Yes, but: States, municipalities and the companies being sued are still hashing out a global resolution to the thousands of lawsuits pending across the country.
Between the lines: "Monday's settlement, lawyers involved say, can't be directly extrapolated into what a larger deal might look like, since the pressure of an imminent trial often leads to larger payouts," the Wall Street Journal's Sara Randazzo reports.
Driving the news: Drug distributors McKesson, Cardinal Health, and AmerisourceBergen — along with Teva Pharmaceutical Industries — announced a $260 million settlement yesterday with the 2 counties.
Some state attorneys general announced yesterday afternoon that they had reached a $48 billion settlement "agreement in principle" with the distributors, Teva and Johnson & Johnson, and were hopeful that other states will join the agreement.
- As Axios' Bob Herman points out, the $48 billion settlement is tentative and does not yet include a host of other states, counties and Native American tribes.
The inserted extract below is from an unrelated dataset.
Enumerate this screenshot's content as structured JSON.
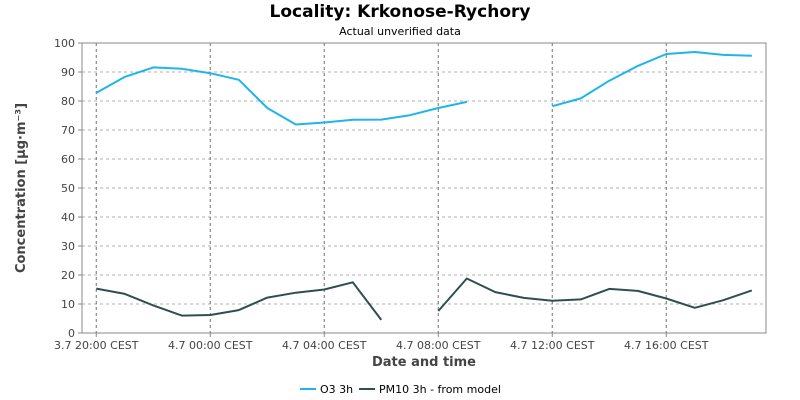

It also does not include Purdue Pharma, which is working separately through its bankruptcy process, nor does it include other defendants.
- And in a bad omen for its future, the lawyers representing city and county governments panned the proposal: "This appears to be the same proposal that 17 municipalities rejected on Friday and we don't see that changing," they said in a statement.
The bottom line: Opioid companies have avoided trials that would have pried open sensitive documents about their roles in the painkiller crisis. But the settlement talks are still far from over.